Yummymummy2020 · 02/05/2022 19:12

the above suggestions are fab and I totally get it because I had a bit of trouble myself with the pass the baby around constantly expectation. I would add, that saying no politely then rapidly changing the subject might make you feel less uncomfortable and also put them off asking again as the conversation as moved on. It’s a pain though. I know people mean well but babies are not show ponies or toys!

PurBal · 02/05/2022 19:19

Gizacluethen · 02/05/2022 18:35

"He wants a mummy cuddle right now." And just don't offer him. I found my body to be a far better tool at saying no than my words. I'd say "pass him here now it's nap time." And they'd reply "he's not ready for a nap he's having nana cuddles." But tough shit I'm picking my child up, I'm not even hearing your objections. He's my child.

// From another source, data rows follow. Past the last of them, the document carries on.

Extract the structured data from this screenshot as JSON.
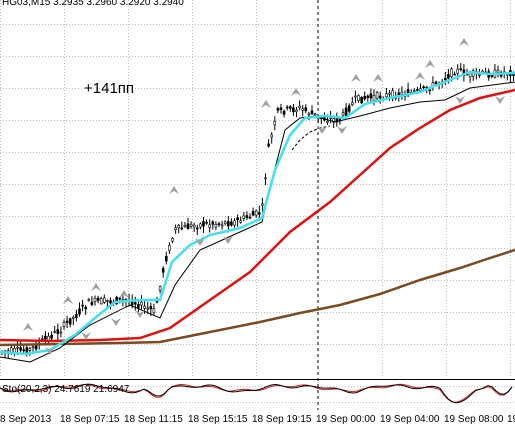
{
  "header": {
    "symbol_timeframe": "HG03,M15",
    "quote_values": "3.2935 3.2960 3.2920 3.2940"
  },
  "annotation": {
    "text": "+141пп"
  },
  "indicator": {
    "label": "Sto(20,2,3) 24.7619 21.6947"
  },
  "time_axis": {
    "labels": [
      "8 Sep 2013",
      "18 Sep 07:15",
      "18 Sep 11:15",
      "18 Sep 15:15",
      "18 Sep 19:15",
      "19 Sep 00:00",
      "19 Sep 04:00",
      "19 Sep 08:00",
      "19"
    ]
  },
  "colors": {
    "background": "#ffffff",
    "grid": "#c0c0c0",
    "candles": "#000000",
    "fast_ma": "#40e0f0",
    "mid_ma": "#e01010",
    "slow_ma": "#7a4a20",
    "channel": "#000000",
    "fractal": "#a0a0a0",
    "stoch_main": "#d02020",
    "stoch_signal": "#000000",
    "period_separator": "#000000"
  }
}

Oh I had this… I’d say “ah, he’s getting tired…” and put my arms out for him and my mums response would be “don’t be silly, no he’s not, he’s happy”. I held my tongue and 5 minutes later he was bawling, and I said “he may have been happy, but that doesn’t change the fact he was also tired”. I never let it happen again.

I agree with PP, and I like these suggestions he is settled now so I'll leave him where he is' and 'he's happy where he is, thank you though'

2bazookas · 02/05/2022 19:54

" Sorry, no cuddles today. He didn't sleep very well last night."

linerforlife · 02/05/2022 19:57

I struggled with this with regards to babies! I started to say "he's ok here thank you though/ not at the moment thank you though" with a smile when people tried to take them, and if they kept on I would repeat and then say oh you couldn't do me a favour though could you and pass me my drink/change the channel/let the dog out the back door/stick the kettle on to try to divert them. It worked out well.

OwlDoll · 02/05/2022 20:04

Try using a sling. It's much easier to say no, he's settled and they can't take him out of your arms.